1- O PROBLEMA FILOSÓFICO DA COMPREENSÃO HISTÓRICA

 

 

            Ao começarmos a estudar a História do Direito, podemos pensar que o conteúdo desta disciplina já está pronto para ser abordado: basta ir aos livros e pesquisar os fatos do passado, os personagens importantes, as datas e o que se costuma considerar que seja o material comum do historiador. Infelizmente a História não é tão simples como parece. As dificuldades já aparecem em um exame mais aprofundado da questão do objeto da História.

            Comecemos com um exemplo atual para ilustrar a dificuldade do objeto de estudo do historiador. Recentemente, como é sabido, o Iraque foi invadido pelo Estados Unidos e pelo Reino Unido e Sadam Hussein foi deposto por supostamente possuir armas de destruição em massa. Ao que se sabe até agora, tais armas ainda não foram encontradas. Este motivo pode tanto cair no esquecimento como ser futuramente lembrado; somente o tempo poderá dizê-lo. Como denominar as forças que promoveram o conflito: coalizão, como a rede de televisão CNN o fez ou forças invasoras, como a rede Al-Jazeera? As questões que envolvem este fato histórico poderiam ser facilmente multiplicadas, como o petróleo ou a universalidade da democracia como justificativa para a ação política.

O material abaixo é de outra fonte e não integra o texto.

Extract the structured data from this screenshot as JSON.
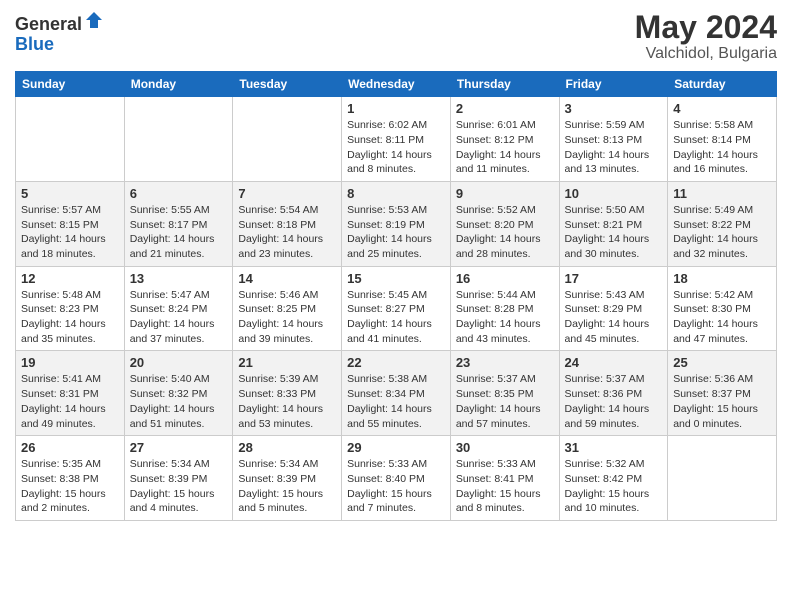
{
  "logo": {
    "general": "General",
    "blue": "Blue"
  },
  "header": {
    "month_year": "May 2024",
    "location": "Valchidol, Bulgaria"
  },
  "weekdays": [
    "Sunday",
    "Monday",
    "Tuesday",
    "Wednesday",
    "Thursday",
    "Friday",
    "Saturday"
  ],
  "weeks": [
    [
      {
        "day": "",
        "sunrise": "",
        "sunset": "",
        "daylight": ""
      },
      {
        "day": "",
        "sunrise": "",
        "sunset": "",
        "daylight": ""
      },
      {
        "day": "",
        "sunrise": "",
        "sunset": "",
        "daylight": ""
      },
      {
        "day": "1",
        "sunrise": "Sunrise: 6:02 AM",
        "sunset": "Sunset: 8:11 PM",
        "daylight": "Daylight: 14 hours and 8 minutes."
      },
      {
        "day": "2",
        "sunrise": "Sunrise: 6:01 AM",
        "sunset": "Sunset: 8:12 PM",
        "daylight": "Daylight: 14 hours and 11 minutes."
      },
      {
        "day": "3",
        "sunrise": "Sunrise: 5:59 AM",
        "sunset": "Sunset: 8:13 PM",
        "daylight": "Daylight: 14 hours and 13 minutes."
      },
      {
        "day": "4",
        "sunrise": "Sunrise: 5:58 AM",
        "sunset": "Sunset: 8:14 PM",
        "daylight": "Daylight: 14 hours and 16 minutes."
      }
    ],
    [
      {
        "day": "5",
        "sunrise": "Sunrise: 5:57 AM",
        "sunset": "Sunset: 8:15 PM",
        "daylight": "Daylight: 14 hours and 18 minutes."
      },
      {
        "day": "6",
        "sunrise": "Sunrise: 5:55 AM",
        "sunset": "Sunset: 8:17 PM",
        "daylight": "Daylight: 14 hours and 21 minutes."
      },
      {
        "day": "7",
        "sunrise": "Sunrise: 5:54 AM",
        "sunset": "Sunset: 8:18 PM",
        "daylight": "Daylight: 14 hours and 23 minutes."
      },
      {
        "day": "8",
        "sunrise": "Sunrise: 5:53 AM",
        "sunset": "Sunset: 8:19 PM",
        "daylight": "Daylight: 14 hours and 25 minutes."
      },
      {
        "day": "9",
        "sunrise": "Sunrise: 5:52 AM",
        "sunset": "Sunset: 8:20 PM",
        "daylight": "Daylight: 14 hours and 28 minutes."
      },
      {
        "day": "10",
        "sunrise": "Sunrise: 5:50 AM",
        "sunset": "Sunset: 8:21 PM",
        "daylight": "Daylight: 14 hours and 30 minutes."
      },
      {
        "day": "11",
        "sunrise": "Sunrise: 5:49 AM",
        "sunset": "Sunset: 8:22 PM",
        "daylight": "Daylight: 14 hours and 32 minutes."
      }
    ],
    [
      {
        "day": "12",
        "sunrise": "Sunrise: 5:48 AM",
        "sunset": "Sunset: 8:23 PM",
        "daylight": "Daylight: 14 hours and 35 minutes."
      },
      {
        "day": "13",
        "sunrise": "Sunrise: 5:47 AM",
        "sunset": "Sunset: 8:24 PM",
        "daylight": "Daylight: 14 hours and 37 minutes."
      },
      {
        "day": "14",
        "sunrise": "Sunrise: 5:46 AM",
        "sunset": "Sunset: 8:25 PM",
        "daylight": "Daylight: 14 hours and 39 minutes."
      },
      {
        "day": "15",
        "sunrise": "Sunrise: 5:45 AM",
        "sunset": "Sunset: 8:27 PM",
        "daylight": "Daylight: 14 hours and 41 minutes."
      },
      {
        "day": "16",
        "sunrise": "Sunrise: 5:44 AM",
        "sunset": "Sunset: 8:28 PM",
        "daylight": "Daylight: 14 hours and 43 minutes."
      },
      {
        "day": "17",
        "sunrise": "Sunrise: 5:43 AM",
        "sunset": "Sunset: 8:29 PM",
        "daylight": "Daylight: 14 hours and 45 minutes."
      },
      {
        "day": "18",
        "sunrise": "Sunrise: 5:42 AM",
        "sunset": "Sunset: 8:30 PM",
        "daylight": "Daylight: 14 hours and 47 minutes."
      }
    ],
    [
      {
        "day": "19",
        "sunrise": "Sunrise: 5:41 AM",
        "sunset": "Sunset: 8:31 PM",
        "daylight": "Daylight: 14 hours and 49 minutes."
      },
      {
        "day": "20",
        "sunrise": "Sunrise: 5:40 AM",
        "sunset": "Sunset: 8:32 PM",
        "daylight": "Daylight: 14 hours and 51 minutes."
      },
      {
        "day": "21",
        "sunrise": "Sunrise: 5:39 AM",
        "sunset": "Sunset: 8:33 PM",
        "daylight": "Daylight: 14 hours and 53 minutes."
      },
      {
        "day": "22",
        "sunrise": "Sunrise: 5:38 AM",
        "sunset": "Sunset: 8:34 PM",
        "daylight": "Daylight: 14 hours and 55 minutes."
      },
      {
        "day": "23",
        "sunrise": "Sunrise: 5:37 AM",
        "sunset": "Sunset: 8:35 PM",
        "daylight": "Daylight: 14 hours and 57 minutes."
      },
      {
        "day": "24",
        "sunrise": "Sunrise: 5:37 AM",
        "sunset": "Sunset: 8:36 PM",
        "daylight": "Daylight: 14 hours and 59 minutes."
      },
      {
        "day": "25",
        "sunrise": "Sunrise: 5:36 AM",
        "sunset": "Sunset: 8:37 PM",
        "daylight": "Daylight: 15 hours and 0 minutes."
      }
    ],
    [
      {
        "day": "26",
        "sunrise": "Sunrise: 5:35 AM",
        "sunset": "Sunset: 8:38 PM",
        "daylight": "Daylight: 15 hours and 2 minutes."
      },
      {
        "day": "27",
        "sunrise": "Sunrise: 5:34 AM",
        "sunset": "Sunset: 8:39 PM",
        "daylight": "Daylight: 15 hours and 4 minutes."
      },
      {
        "day": "28",
        "sunrise": "Sunrise: 5:34 AM",
        "sunset": "Sunset: 8:39 PM",
        "daylight": "Daylight: 15 hours and 5 minutes."
      },
      {
        "day": "29",
        "sunrise": "Sunrise: 5:33 AM",
        "sunset": "Sunset: 8:40 PM",
        "daylight": "Daylight: 15 hours and 7 minutes."
      },
      {
        "day": "30",
        "sunrise": "Sunrise: 5:33 AM",
        "sunset": "Sunset: 8:41 PM",
        "daylight": "Daylight: 15 hours and 8 minutes."
      },
      {
        "day": "31",
        "sunrise": "Sunrise: 5:32 AM",
        "sunset": "Sunset: 8:42 PM",
        "daylight": "Daylight: 15 hours and 10 minutes."
      },
      {
        "day": "",
        "sunrise": "",
        "sunset": "",
        "daylight": ""
      }
    ]
  ]
}
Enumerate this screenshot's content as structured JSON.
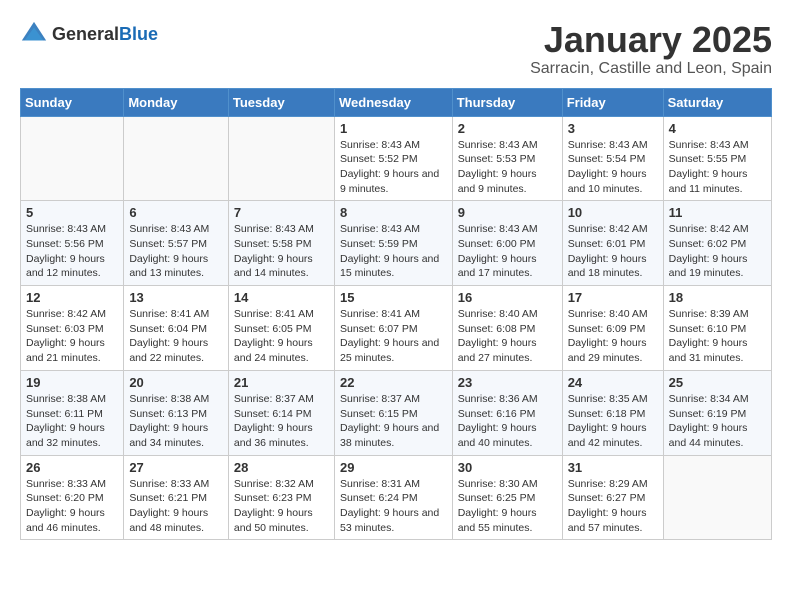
{
  "header": {
    "logo_general": "General",
    "logo_blue": "Blue",
    "main_title": "January 2025",
    "sub_title": "Sarracin, Castille and Leon, Spain"
  },
  "weekdays": [
    "Sunday",
    "Monday",
    "Tuesday",
    "Wednesday",
    "Thursday",
    "Friday",
    "Saturday"
  ],
  "weeks": [
    [
      {
        "day": "",
        "sunrise": "",
        "sunset": "",
        "daylight": ""
      },
      {
        "day": "",
        "sunrise": "",
        "sunset": "",
        "daylight": ""
      },
      {
        "day": "",
        "sunrise": "",
        "sunset": "",
        "daylight": ""
      },
      {
        "day": "1",
        "sunrise": "Sunrise: 8:43 AM",
        "sunset": "Sunset: 5:52 PM",
        "daylight": "Daylight: 9 hours and 9 minutes."
      },
      {
        "day": "2",
        "sunrise": "Sunrise: 8:43 AM",
        "sunset": "Sunset: 5:53 PM",
        "daylight": "Daylight: 9 hours and 9 minutes."
      },
      {
        "day": "3",
        "sunrise": "Sunrise: 8:43 AM",
        "sunset": "Sunset: 5:54 PM",
        "daylight": "Daylight: 9 hours and 10 minutes."
      },
      {
        "day": "4",
        "sunrise": "Sunrise: 8:43 AM",
        "sunset": "Sunset: 5:55 PM",
        "daylight": "Daylight: 9 hours and 11 minutes."
      }
    ],
    [
      {
        "day": "5",
        "sunrise": "Sunrise: 8:43 AM",
        "sunset": "Sunset: 5:56 PM",
        "daylight": "Daylight: 9 hours and 12 minutes."
      },
      {
        "day": "6",
        "sunrise": "Sunrise: 8:43 AM",
        "sunset": "Sunset: 5:57 PM",
        "daylight": "Daylight: 9 hours and 13 minutes."
      },
      {
        "day": "7",
        "sunrise": "Sunrise: 8:43 AM",
        "sunset": "Sunset: 5:58 PM",
        "daylight": "Daylight: 9 hours and 14 minutes."
      },
      {
        "day": "8",
        "sunrise": "Sunrise: 8:43 AM",
        "sunset": "Sunset: 5:59 PM",
        "daylight": "Daylight: 9 hours and 15 minutes."
      },
      {
        "day": "9",
        "sunrise": "Sunrise: 8:43 AM",
        "sunset": "Sunset: 6:00 PM",
        "daylight": "Daylight: 9 hours and 17 minutes."
      },
      {
        "day": "10",
        "sunrise": "Sunrise: 8:42 AM",
        "sunset": "Sunset: 6:01 PM",
        "daylight": "Daylight: 9 hours and 18 minutes."
      },
      {
        "day": "11",
        "sunrise": "Sunrise: 8:42 AM",
        "sunset": "Sunset: 6:02 PM",
        "daylight": "Daylight: 9 hours and 19 minutes."
      }
    ],
    [
      {
        "day": "12",
        "sunrise": "Sunrise: 8:42 AM",
        "sunset": "Sunset: 6:03 PM",
        "daylight": "Daylight: 9 hours and 21 minutes."
      },
      {
        "day": "13",
        "sunrise": "Sunrise: 8:41 AM",
        "sunset": "Sunset: 6:04 PM",
        "daylight": "Daylight: 9 hours and 22 minutes."
      },
      {
        "day": "14",
        "sunrise": "Sunrise: 8:41 AM",
        "sunset": "Sunset: 6:05 PM",
        "daylight": "Daylight: 9 hours and 24 minutes."
      },
      {
        "day": "15",
        "sunrise": "Sunrise: 8:41 AM",
        "sunset": "Sunset: 6:07 PM",
        "daylight": "Daylight: 9 hours and 25 minutes."
      },
      {
        "day": "16",
        "sunrise": "Sunrise: 8:40 AM",
        "sunset": "Sunset: 6:08 PM",
        "daylight": "Daylight: 9 hours and 27 minutes."
      },
      {
        "day": "17",
        "sunrise": "Sunrise: 8:40 AM",
        "sunset": "Sunset: 6:09 PM",
        "daylight": "Daylight: 9 hours and 29 minutes."
      },
      {
        "day": "18",
        "sunrise": "Sunrise: 8:39 AM",
        "sunset": "Sunset: 6:10 PM",
        "daylight": "Daylight: 9 hours and 31 minutes."
      }
    ],
    [
      {
        "day": "19",
        "sunrise": "Sunrise: 8:38 AM",
        "sunset": "Sunset: 6:11 PM",
        "daylight": "Daylight: 9 hours and 32 minutes."
      },
      {
        "day": "20",
        "sunrise": "Sunrise: 8:38 AM",
        "sunset": "Sunset: 6:13 PM",
        "daylight": "Daylight: 9 hours and 34 minutes."
      },
      {
        "day": "21",
        "sunrise": "Sunrise: 8:37 AM",
        "sunset": "Sunset: 6:14 PM",
        "daylight": "Daylight: 9 hours and 36 minutes."
      },
      {
        "day": "22",
        "sunrise": "Sunrise: 8:37 AM",
        "sunset": "Sunset: 6:15 PM",
        "daylight": "Daylight: 9 hours and 38 minutes."
      },
      {
        "day": "23",
        "sunrise": "Sunrise: 8:36 AM",
        "sunset": "Sunset: 6:16 PM",
        "daylight": "Daylight: 9 hours and 40 minutes."
      },
      {
        "day": "24",
        "sunrise": "Sunrise: 8:35 AM",
        "sunset": "Sunset: 6:18 PM",
        "daylight": "Daylight: 9 hours and 42 minutes."
      },
      {
        "day": "25",
        "sunrise": "Sunrise: 8:34 AM",
        "sunset": "Sunset: 6:19 PM",
        "daylight": "Daylight: 9 hours and 44 minutes."
      }
    ],
    [
      {
        "day": "26",
        "sunrise": "Sunrise: 8:33 AM",
        "sunset": "Sunset: 6:20 PM",
        "daylight": "Daylight: 9 hours and 46 minutes."
      },
      {
        "day": "27",
        "sunrise": "Sunrise: 8:33 AM",
        "sunset": "Sunset: 6:21 PM",
        "daylight": "Daylight: 9 hours and 48 minutes."
      },
      {
        "day": "28",
        "sunrise": "Sunrise: 8:32 AM",
        "sunset": "Sunset: 6:23 PM",
        "daylight": "Daylight: 9 hours and 50 minutes."
      },
      {
        "day": "29",
        "sunrise": "Sunrise: 8:31 AM",
        "sunset": "Sunset: 6:24 PM",
        "daylight": "Daylight: 9 hours and 53 minutes."
      },
      {
        "day": "30",
        "sunrise": "Sunrise: 8:30 AM",
        "sunset": "Sunset: 6:25 PM",
        "daylight": "Daylight: 9 hours and 55 minutes."
      },
      {
        "day": "31",
        "sunrise": "Sunrise: 8:29 AM",
        "sunset": "Sunset: 6:27 PM",
        "daylight": "Daylight: 9 hours and 57 minutes."
      },
      {
        "day": "",
        "sunrise": "",
        "sunset": "",
        "daylight": ""
      }
    ]
  ]
}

            Este é um exemplo evidente que o fato histórico, antes de adquirir esta qualificação, é um conflito de versões, quase sempre contraditórias e antagônicas. Mas afinal, com quem está a verdade sobre o fato histórico? A busca da verdade neste terreno encontra imensas dificuldades. Podemos apontar pelo menos três: primeira, os fatos acontecem dentro de uma determinada cultura; segunda, a compreensão dos fatos também é realizada dentro de uma cultura, nem sempre a mesma em que ocorre o fato; e a terceira, e talvez mais importante, a cultura muda com o tempo, logo a compreensão dos fatos também se modifica.  O termo cultura aqui deve ser entendido no seu mais amplo sentido: desde a língua até o conjunto de valores de uma determinada sociedade. Deve ser observado que aquilo que compõe uma ‘cultura’ também não é um conjunto de dados homogêneos. Uma dada cultura, uma determinada língua, sempre compreende variações dentro do mesmo conceito. Assim como a cultura gaúcha e a cultura nordestina não são iguais, ambas também não deixam de fazer parte ou de compor a cultura brasileira.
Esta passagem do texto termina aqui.